In sum, this is a sane and sober book, marked throughout by wise admonitions to caution and temperance. Nothing Fukuyama says here will cost him a seat at the head table when, after the Bush ship has slipped fully beneath the waves, people of Fukuyama’s sort of conventional wisdom have resumed command of the American empire.

In their earlier face-off Fukuyama more boldly suggested that Krauthammer was too disposed to view American foreign policy as if it were Israeli foreign policy, hinting at the need to put more space between the U.S. and Israel. He backs off from that argument in this book. Apparently he now realizes, in the face of Krauthammer’s unwarranted but predictable and effective riposte of anti-Semitism, that that is the sort of thing that really will get him in trouble and markedly cut down on the dinner invitations.

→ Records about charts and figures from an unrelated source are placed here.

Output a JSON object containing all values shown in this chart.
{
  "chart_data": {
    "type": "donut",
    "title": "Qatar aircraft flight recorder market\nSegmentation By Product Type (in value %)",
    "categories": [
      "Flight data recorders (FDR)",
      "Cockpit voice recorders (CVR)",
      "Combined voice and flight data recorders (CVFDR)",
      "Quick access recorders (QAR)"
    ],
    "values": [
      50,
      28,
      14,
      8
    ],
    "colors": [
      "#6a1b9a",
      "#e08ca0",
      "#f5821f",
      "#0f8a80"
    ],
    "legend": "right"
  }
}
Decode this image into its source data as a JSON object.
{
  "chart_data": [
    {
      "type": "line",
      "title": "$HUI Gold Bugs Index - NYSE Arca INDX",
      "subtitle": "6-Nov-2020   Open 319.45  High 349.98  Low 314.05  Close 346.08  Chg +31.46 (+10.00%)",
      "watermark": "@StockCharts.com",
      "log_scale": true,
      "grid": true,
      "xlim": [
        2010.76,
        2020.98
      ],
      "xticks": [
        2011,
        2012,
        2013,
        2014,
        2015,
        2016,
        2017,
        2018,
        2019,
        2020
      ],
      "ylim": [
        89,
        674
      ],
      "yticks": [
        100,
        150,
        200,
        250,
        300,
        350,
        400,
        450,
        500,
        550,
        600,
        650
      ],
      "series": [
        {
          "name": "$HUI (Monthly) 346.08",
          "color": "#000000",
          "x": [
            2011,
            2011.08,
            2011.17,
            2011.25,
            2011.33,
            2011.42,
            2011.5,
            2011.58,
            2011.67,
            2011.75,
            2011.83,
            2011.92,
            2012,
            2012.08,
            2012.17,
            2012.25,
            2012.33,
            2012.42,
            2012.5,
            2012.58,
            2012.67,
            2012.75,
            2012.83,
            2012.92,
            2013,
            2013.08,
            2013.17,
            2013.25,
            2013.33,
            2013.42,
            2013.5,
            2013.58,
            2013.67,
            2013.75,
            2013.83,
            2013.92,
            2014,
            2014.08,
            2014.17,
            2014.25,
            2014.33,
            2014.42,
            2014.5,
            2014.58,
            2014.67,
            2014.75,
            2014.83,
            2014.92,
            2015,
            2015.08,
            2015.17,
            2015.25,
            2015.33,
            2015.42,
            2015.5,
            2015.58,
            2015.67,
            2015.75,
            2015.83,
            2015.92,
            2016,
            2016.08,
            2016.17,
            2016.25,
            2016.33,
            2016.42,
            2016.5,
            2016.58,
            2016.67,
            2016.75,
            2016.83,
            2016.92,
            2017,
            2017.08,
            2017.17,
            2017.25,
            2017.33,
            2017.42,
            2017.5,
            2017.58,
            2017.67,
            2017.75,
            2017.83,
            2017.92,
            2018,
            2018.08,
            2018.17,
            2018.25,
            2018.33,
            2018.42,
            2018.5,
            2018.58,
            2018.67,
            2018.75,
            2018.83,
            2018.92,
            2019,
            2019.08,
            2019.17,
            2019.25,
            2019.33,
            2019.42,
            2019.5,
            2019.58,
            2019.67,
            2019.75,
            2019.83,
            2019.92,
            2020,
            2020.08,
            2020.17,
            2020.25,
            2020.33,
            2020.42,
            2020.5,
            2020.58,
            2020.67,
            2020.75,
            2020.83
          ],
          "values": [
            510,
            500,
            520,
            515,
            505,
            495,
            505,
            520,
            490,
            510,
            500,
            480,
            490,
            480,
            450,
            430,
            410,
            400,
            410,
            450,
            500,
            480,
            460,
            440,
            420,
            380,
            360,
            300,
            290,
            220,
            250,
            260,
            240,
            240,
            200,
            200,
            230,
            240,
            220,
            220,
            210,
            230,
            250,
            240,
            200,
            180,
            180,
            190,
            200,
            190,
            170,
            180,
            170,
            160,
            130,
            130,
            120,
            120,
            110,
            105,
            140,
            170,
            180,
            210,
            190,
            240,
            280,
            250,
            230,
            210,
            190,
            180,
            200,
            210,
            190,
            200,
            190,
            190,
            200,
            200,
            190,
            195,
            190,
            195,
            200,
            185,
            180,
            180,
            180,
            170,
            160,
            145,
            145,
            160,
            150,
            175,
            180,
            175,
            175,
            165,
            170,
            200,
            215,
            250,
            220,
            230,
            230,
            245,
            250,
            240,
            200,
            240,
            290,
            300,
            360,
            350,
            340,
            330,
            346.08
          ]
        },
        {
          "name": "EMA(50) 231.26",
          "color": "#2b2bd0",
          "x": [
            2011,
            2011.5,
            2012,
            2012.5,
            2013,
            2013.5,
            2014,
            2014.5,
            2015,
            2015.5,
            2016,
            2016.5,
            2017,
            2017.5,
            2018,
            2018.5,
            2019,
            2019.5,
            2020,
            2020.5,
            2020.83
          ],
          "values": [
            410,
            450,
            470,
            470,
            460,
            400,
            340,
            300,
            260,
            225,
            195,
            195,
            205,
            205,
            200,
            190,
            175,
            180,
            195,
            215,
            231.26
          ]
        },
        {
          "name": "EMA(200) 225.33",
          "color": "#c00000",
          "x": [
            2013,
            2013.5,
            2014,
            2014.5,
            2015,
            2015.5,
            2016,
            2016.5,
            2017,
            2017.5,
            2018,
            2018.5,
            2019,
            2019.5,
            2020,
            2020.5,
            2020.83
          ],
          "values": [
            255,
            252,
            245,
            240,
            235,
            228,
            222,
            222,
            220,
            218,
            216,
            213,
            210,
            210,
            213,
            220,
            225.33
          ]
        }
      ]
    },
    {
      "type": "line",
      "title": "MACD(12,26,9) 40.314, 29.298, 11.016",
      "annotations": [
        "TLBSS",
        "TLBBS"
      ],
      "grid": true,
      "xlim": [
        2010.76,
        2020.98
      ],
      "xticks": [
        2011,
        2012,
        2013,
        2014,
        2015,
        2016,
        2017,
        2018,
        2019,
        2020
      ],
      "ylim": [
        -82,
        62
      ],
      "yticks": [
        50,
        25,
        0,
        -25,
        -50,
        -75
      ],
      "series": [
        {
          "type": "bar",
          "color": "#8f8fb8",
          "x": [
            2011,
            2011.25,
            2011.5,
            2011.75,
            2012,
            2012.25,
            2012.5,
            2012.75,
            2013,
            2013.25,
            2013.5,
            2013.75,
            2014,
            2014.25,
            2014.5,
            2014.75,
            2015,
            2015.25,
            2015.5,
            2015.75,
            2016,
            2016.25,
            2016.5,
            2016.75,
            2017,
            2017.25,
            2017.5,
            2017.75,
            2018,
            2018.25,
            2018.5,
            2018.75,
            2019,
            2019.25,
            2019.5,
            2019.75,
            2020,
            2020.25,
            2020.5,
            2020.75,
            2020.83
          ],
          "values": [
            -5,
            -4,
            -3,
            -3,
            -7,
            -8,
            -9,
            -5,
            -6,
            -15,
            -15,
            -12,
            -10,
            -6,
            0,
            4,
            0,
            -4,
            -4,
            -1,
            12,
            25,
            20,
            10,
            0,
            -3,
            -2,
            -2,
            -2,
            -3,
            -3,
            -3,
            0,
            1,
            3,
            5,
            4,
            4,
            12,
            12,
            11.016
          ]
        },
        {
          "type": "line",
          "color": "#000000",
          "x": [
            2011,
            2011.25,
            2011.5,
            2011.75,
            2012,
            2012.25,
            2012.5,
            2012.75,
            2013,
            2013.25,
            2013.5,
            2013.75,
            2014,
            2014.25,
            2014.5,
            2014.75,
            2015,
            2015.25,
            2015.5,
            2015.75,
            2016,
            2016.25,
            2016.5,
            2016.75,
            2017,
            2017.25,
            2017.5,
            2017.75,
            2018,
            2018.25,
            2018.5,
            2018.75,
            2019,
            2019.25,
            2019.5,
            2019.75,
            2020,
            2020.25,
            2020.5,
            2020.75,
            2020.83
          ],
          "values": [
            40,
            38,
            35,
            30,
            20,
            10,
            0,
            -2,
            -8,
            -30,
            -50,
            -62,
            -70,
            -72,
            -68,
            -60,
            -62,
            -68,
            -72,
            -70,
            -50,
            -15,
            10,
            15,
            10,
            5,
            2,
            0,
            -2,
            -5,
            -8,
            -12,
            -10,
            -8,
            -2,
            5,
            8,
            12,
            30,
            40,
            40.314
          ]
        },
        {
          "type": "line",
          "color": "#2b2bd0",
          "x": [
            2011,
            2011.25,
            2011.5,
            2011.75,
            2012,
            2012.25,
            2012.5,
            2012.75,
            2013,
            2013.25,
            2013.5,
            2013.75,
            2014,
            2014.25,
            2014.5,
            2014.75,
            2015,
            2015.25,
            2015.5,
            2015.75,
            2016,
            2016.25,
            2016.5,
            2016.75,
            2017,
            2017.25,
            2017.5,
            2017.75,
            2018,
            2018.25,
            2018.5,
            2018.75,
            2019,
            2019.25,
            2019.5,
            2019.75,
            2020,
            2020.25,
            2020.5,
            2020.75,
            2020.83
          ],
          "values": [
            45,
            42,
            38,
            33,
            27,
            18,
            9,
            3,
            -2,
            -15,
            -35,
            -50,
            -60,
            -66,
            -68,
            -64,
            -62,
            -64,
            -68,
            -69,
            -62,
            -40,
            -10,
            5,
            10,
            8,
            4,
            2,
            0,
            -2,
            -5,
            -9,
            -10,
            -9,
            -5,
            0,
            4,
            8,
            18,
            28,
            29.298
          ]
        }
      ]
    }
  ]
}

The least interrogated term in this internecine neoconservative debate, and indeed in the entire controversy stirred up by the war in Iraq and the Bush Doctrine for American foreign policy, is democracy. Almost everyone is for it, but few are willing to specify precisely what they mean by the term. Widespread fetishism of majoritarian, free elections prevails among its proponents—until voters in Venezuela turn to Hugo Chavez or Palestinians back Hamas, which induces much hemming and hawing. Then we are assured by wise men such as Fareed Zakaria that it is not democracy as such but liberal democracy or rather democratic liberalism that we seek, and so we must insist that liberalism—a culture of individual rights and (most would add) capitalism—trump democracy in those regimes we would press on others. “Democratic globalism,” it seems, comes bearing an asterisk.

In fact, few who put democracy first are participating in these debates since democracy is not something that one people can impose on or sell, lend or give to another people. There is nothing democratic (“realist” or otherwise) about Krauthammer’s sentiment that “we could use a Colonial Office in the State Department,” but I suspect that he is only more honest than most in advancing it.

Democracy is self-government that, in the end, can be won and sustained only by a people itself; it is not a colonial project. True democrats resist the missionary desire so prevalent on the right and left alike today because democracy is, as Woodrow Wilson (at his best) understood, an act of self-determination. Friendly to the impulse to “do with” others, democrats are profoundly mistrustful of the impulse to “do for” them.

Moreover, “democratic globalists,” since Wilson at least, have been notoriously blind to the mote in their own eye. Perhaps the reason democracy is the least interrogated term in American foreign policy is that, if it were interrogated, American democracy might not pass inspection at the border. But these days that sort of notion will also ensure that one’s tuxedo remains in mothballs.